Judge Dillon, in his valuable work on Municipal Corporations (5 ed., Section 593), remarks:

“As it would be unreasonable and unjust to make, under the same circumstances, an act done by one person penal, and if done by another not so, ordinances which have this effect cannot be sustained.”

Thus in Graffty v. City of Rushville, 107 Ind. 502, 508 (8 N. E. 609, 612, 57 Am. Rep. 128), it was held *188that an ordinance requiring a peddler, who was not a resident of the city, and who proposed to sell wares and merchandise which were not grown or manufactured in the county in which the municipality was situated, to procure a license and pay a fee therefor before he could lawfully follow his calling in such city, discriminated against the citizens and products of other communities, and for that reason was void because it violated a clause of the Constitution of Indiana which provided:

The General Assembly shall not grant to any citizen, or class of citizens, privileges or immunities which, upon the same terms, shall not equally belong to all citizens”: Article I, Section 23.

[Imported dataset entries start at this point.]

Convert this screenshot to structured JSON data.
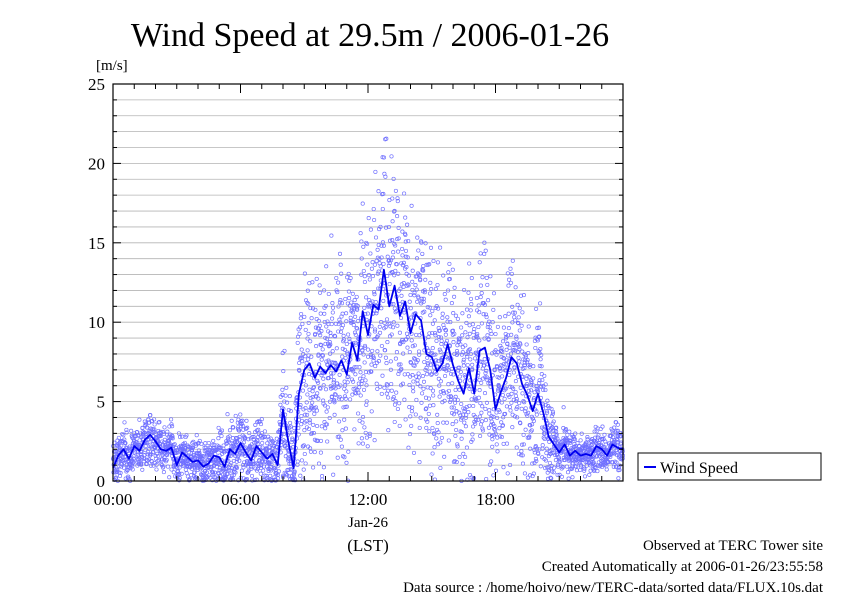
{
  "chart_data": {
    "type": "scatter",
    "title": "Wind Speed at 29.5m / 2006-01-26",
    "ylabel": "[m/s]",
    "xlabel": "(LST)",
    "date_label": "Jan-26",
    "ylim": [
      0,
      25
    ],
    "xlim": [
      0,
      24
    ],
    "x_unit": "hours",
    "y_ticks": [
      0,
      5,
      10,
      15,
      20,
      25
    ],
    "x_ticks": [
      {
        "value": 0,
        "label": "00:00"
      },
      {
        "value": 6,
        "label": "06:00"
      },
      {
        "value": 12,
        "label": "12:00"
      },
      {
        "value": 18,
        "label": "18:00"
      }
    ],
    "grid": "horizontal",
    "legend": {
      "position": "right",
      "label": "Wind Speed"
    },
    "series": [
      {
        "name": "Wind Speed",
        "color": "#0000ee",
        "marker": "open-circle",
        "line_points": [
          [
            0.0,
            0.8
          ],
          [
            0.25,
            1.6
          ],
          [
            0.5,
            2.0
          ],
          [
            0.75,
            1.4
          ],
          [
            1.0,
            2.2
          ],
          [
            1.25,
            1.9
          ],
          [
            1.5,
            2.6
          ],
          [
            1.75,
            2.9
          ],
          [
            2.0,
            2.5
          ],
          [
            2.25,
            2.0
          ],
          [
            2.5,
            1.9
          ],
          [
            2.75,
            2.1
          ],
          [
            3.0,
            1.0
          ],
          [
            3.25,
            1.8
          ],
          [
            3.5,
            1.5
          ],
          [
            3.75,
            1.2
          ],
          [
            4.0,
            1.3
          ],
          [
            4.25,
            0.9
          ],
          [
            4.5,
            1.1
          ],
          [
            4.75,
            1.6
          ],
          [
            5.0,
            1.5
          ],
          [
            5.25,
            0.9
          ],
          [
            5.5,
            2.0
          ],
          [
            5.75,
            1.7
          ],
          [
            6.0,
            2.4
          ],
          [
            6.25,
            1.8
          ],
          [
            6.5,
            1.3
          ],
          [
            6.75,
            2.2
          ],
          [
            7.0,
            1.8
          ],
          [
            7.25,
            1.4
          ],
          [
            7.5,
            1.7
          ],
          [
            7.75,
            1.0
          ],
          [
            8.0,
            4.5
          ],
          [
            8.25,
            2.5
          ],
          [
            8.5,
            0.8
          ],
          [
            8.75,
            5.5
          ],
          [
            9.0,
            7.0
          ],
          [
            9.25,
            7.4
          ],
          [
            9.5,
            6.5
          ],
          [
            9.75,
            7.2
          ],
          [
            10.0,
            6.8
          ],
          [
            10.25,
            7.3
          ],
          [
            10.5,
            6.9
          ],
          [
            10.75,
            7.6
          ],
          [
            11.0,
            6.7
          ],
          [
            11.25,
            8.7
          ],
          [
            11.5,
            7.6
          ],
          [
            11.75,
            10.7
          ],
          [
            12.0,
            9.2
          ],
          [
            12.25,
            11.1
          ],
          [
            12.5,
            10.8
          ],
          [
            12.75,
            13.3
          ],
          [
            13.0,
            11.0
          ],
          [
            13.25,
            12.3
          ],
          [
            13.5,
            10.4
          ],
          [
            13.75,
            11.3
          ],
          [
            14.0,
            9.3
          ],
          [
            14.25,
            10.5
          ],
          [
            14.5,
            10.1
          ],
          [
            14.75,
            8.0
          ],
          [
            15.0,
            7.8
          ],
          [
            15.25,
            6.9
          ],
          [
            15.5,
            7.4
          ],
          [
            15.75,
            8.6
          ],
          [
            16.0,
            7.3
          ],
          [
            16.25,
            6.3
          ],
          [
            16.5,
            5.5
          ],
          [
            16.75,
            7.1
          ],
          [
            17.0,
            5.5
          ],
          [
            17.25,
            8.2
          ],
          [
            17.5,
            8.4
          ],
          [
            17.75,
            7.0
          ],
          [
            18.0,
            4.5
          ],
          [
            18.25,
            5.6
          ],
          [
            18.5,
            6.5
          ],
          [
            18.75,
            7.8
          ],
          [
            19.0,
            7.4
          ],
          [
            19.25,
            6.1
          ],
          [
            19.5,
            5.4
          ],
          [
            19.75,
            4.4
          ],
          [
            20.0,
            5.5
          ],
          [
            20.25,
            4.3
          ],
          [
            20.5,
            2.8
          ],
          [
            20.75,
            2.3
          ],
          [
            21.0,
            1.8
          ],
          [
            21.25,
            2.3
          ],
          [
            21.5,
            1.6
          ],
          [
            21.75,
            1.9
          ],
          [
            22.0,
            1.6
          ],
          [
            22.25,
            1.7
          ],
          [
            22.5,
            1.6
          ],
          [
            22.75,
            2.2
          ],
          [
            23.0,
            2.0
          ],
          [
            23.25,
            1.6
          ],
          [
            23.5,
            2.3
          ],
          [
            23.75,
            2.1
          ],
          [
            24.0,
            2.0
          ]
        ],
        "scatter_spread": [
          [
            0.0,
            0.6
          ],
          [
            0.25,
            0.7
          ],
          [
            0.5,
            0.8
          ],
          [
            0.75,
            0.7
          ],
          [
            1.0,
            0.7
          ],
          [
            1.25,
            0.7
          ],
          [
            1.5,
            0.8
          ],
          [
            1.75,
            0.8
          ],
          [
            2.0,
            0.8
          ],
          [
            2.25,
            0.7
          ],
          [
            2.5,
            0.7
          ],
          [
            2.75,
            0.7
          ],
          [
            3.0,
            0.7
          ],
          [
            3.25,
            0.7
          ],
          [
            3.5,
            0.7
          ],
          [
            3.75,
            0.7
          ],
          [
            4.0,
            0.7
          ],
          [
            4.25,
            0.7
          ],
          [
            4.5,
            0.7
          ],
          [
            4.75,
            0.8
          ],
          [
            5.0,
            0.8
          ],
          [
            5.25,
            0.8
          ],
          [
            5.5,
            1.2
          ],
          [
            5.75,
            1.0
          ],
          [
            6.0,
            1.2
          ],
          [
            6.25,
            1.0
          ],
          [
            6.5,
            0.8
          ],
          [
            6.75,
            1.0
          ],
          [
            7.0,
            0.9
          ],
          [
            7.25,
            0.8
          ],
          [
            7.5,
            0.9
          ],
          [
            7.75,
            0.8
          ],
          [
            8.0,
            2.0
          ],
          [
            8.25,
            1.6
          ],
          [
            8.5,
            1.0
          ],
          [
            8.75,
            2.5
          ],
          [
            9.0,
            3.0
          ],
          [
            9.25,
            3.0
          ],
          [
            9.5,
            3.0
          ],
          [
            9.75,
            3.0
          ],
          [
            10.0,
            3.0
          ],
          [
            10.25,
            3.0
          ],
          [
            10.5,
            3.0
          ],
          [
            10.75,
            3.2
          ],
          [
            11.0,
            3.2
          ],
          [
            11.25,
            3.5
          ],
          [
            11.5,
            3.5
          ],
          [
            11.75,
            3.8
          ],
          [
            12.0,
            4.0
          ],
          [
            12.25,
            4.2
          ],
          [
            12.5,
            4.2
          ],
          [
            12.75,
            4.5
          ],
          [
            13.0,
            4.2
          ],
          [
            13.25,
            4.2
          ],
          [
            13.5,
            4.0
          ],
          [
            13.75,
            4.0
          ],
          [
            14.0,
            3.8
          ],
          [
            14.25,
            3.8
          ],
          [
            14.5,
            3.6
          ],
          [
            14.75,
            3.4
          ],
          [
            15.0,
            3.2
          ],
          [
            15.25,
            3.2
          ],
          [
            15.5,
            3.2
          ],
          [
            15.75,
            3.2
          ],
          [
            16.0,
            3.2
          ],
          [
            16.25,
            3.0
          ],
          [
            16.5,
            3.0
          ],
          [
            16.75,
            3.0
          ],
          [
            17.0,
            3.0
          ],
          [
            17.25,
            3.2
          ],
          [
            17.5,
            3.2
          ],
          [
            17.75,
            3.0
          ],
          [
            18.0,
            2.8
          ],
          [
            18.25,
            2.8
          ],
          [
            18.5,
            2.8
          ],
          [
            18.75,
            2.8
          ],
          [
            19.0,
            2.8
          ],
          [
            19.25,
            2.6
          ],
          [
            19.5,
            2.6
          ],
          [
            19.75,
            2.4
          ],
          [
            20.0,
            2.4
          ],
          [
            20.25,
            2.2
          ],
          [
            20.5,
            1.4
          ],
          [
            20.75,
            1.2
          ],
          [
            21.0,
            0.9
          ],
          [
            21.25,
            0.9
          ],
          [
            21.5,
            0.7
          ],
          [
            21.75,
            0.7
          ],
          [
            22.0,
            0.6
          ],
          [
            22.25,
            0.6
          ],
          [
            22.5,
            0.6
          ],
          [
            22.75,
            0.7
          ],
          [
            23.0,
            0.7
          ],
          [
            23.25,
            0.6
          ],
          [
            23.5,
            0.8
          ],
          [
            23.75,
            0.8
          ],
          [
            24.0,
            0.8
          ]
        ],
        "scatter_count": 3200
      }
    ]
  },
  "footer": {
    "line1": "Observed at TERC Tower site",
    "line2": "Created Automatically at 2006-01-26/23:55:58",
    "line3": "Data source : /home/hoivo/new/TERC-data/sorted  data/FLUX.10s.dat"
  }
}
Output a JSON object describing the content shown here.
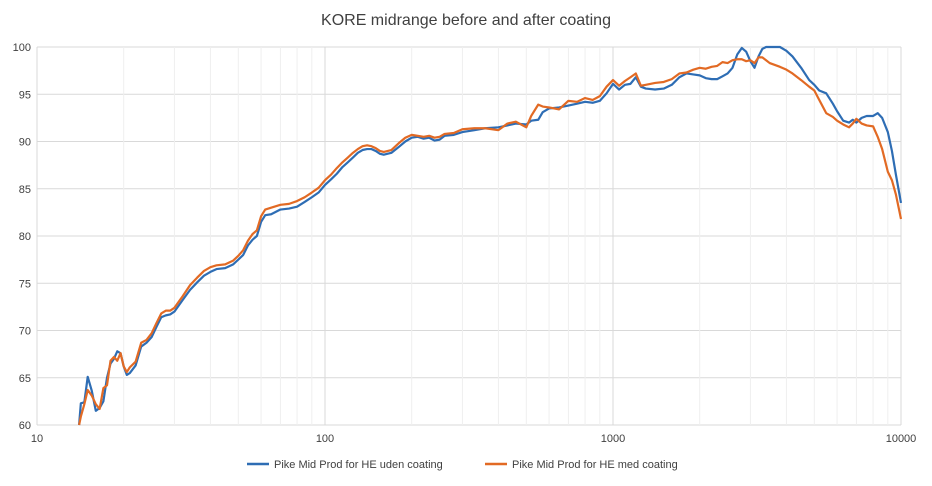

To the same effect, see, also, Ex parte Frank, 52 Cal. 606 (28 Am. Rep. 642); City of Marshalltown v. Blum, 58 Iowa, 184 (12 N. W. 266, 43 Am. Rep. 116); Town of Pacific Junction v. Dyer, 64 Iowa, 38 (19 N. W. 862); City of Saginaw v. Circuit Judge, 106 Mich. 32 (63 N. W. 985); State ex rel. v. Nolan, 108 Minn. 170 (122 N. W. 255); State v. Williams, 158 N. C. 610 (73 S. E. 1000, 40 L. R. A. (N. S.) 279); Sayre v. Phillips, 148 Pa. 482 (24 Atl. 76, 33 Am. St. Rep. 842, 16 L. R. A. 49); Commonwealth v. Snyder, 182 Pa. 630 (38 Atl. 356).

“It is true a state,” says Mr. Justice Bean in State v. Wright, 53 Or. 344, 349 (100 Pac. 296, 298, 21 L. R. A. (N. S.) 349), “may impose a tax on, or require a -license from, persons engaged in certain callings or trades, without being hound to include all persons or all property that may he legitimately taxed for governmental purposes. * * But the classification must he on some reasonable basis, and the law, when enacted, must apply alike to all engaged in the business or occupation.”

*189See the notes to this case in 21 L. R. A. (N. S.) 349. To the same effect, see Moffitt v. City of Pueblo, 55 Colo. 112 (133 Pac. 754); Ex parte Case, 70 Or. 291 (135 Pac. 881, 141 Pac. 746).

6. In the case at bar, the business in which the plaintiffs are engaged is identical with that of some of the merchants of Salem whose employees daily visit the houses of their customers, taking orders for groceries which are later delivered, except that the plaintiffs do not have a regular place of business in that city. Section 13 of the ordinance in question is a clear violation of Section 20 of Article I, of the Constitution of the state, and for that reason is void.

No error was committed in overruling the demurrer. The judgment should therefore be affirmed, and it is so ordered. Affirmed.

Mr. Justice Eakin, Mr. Justice Bean and Mr. Justice Harris concur.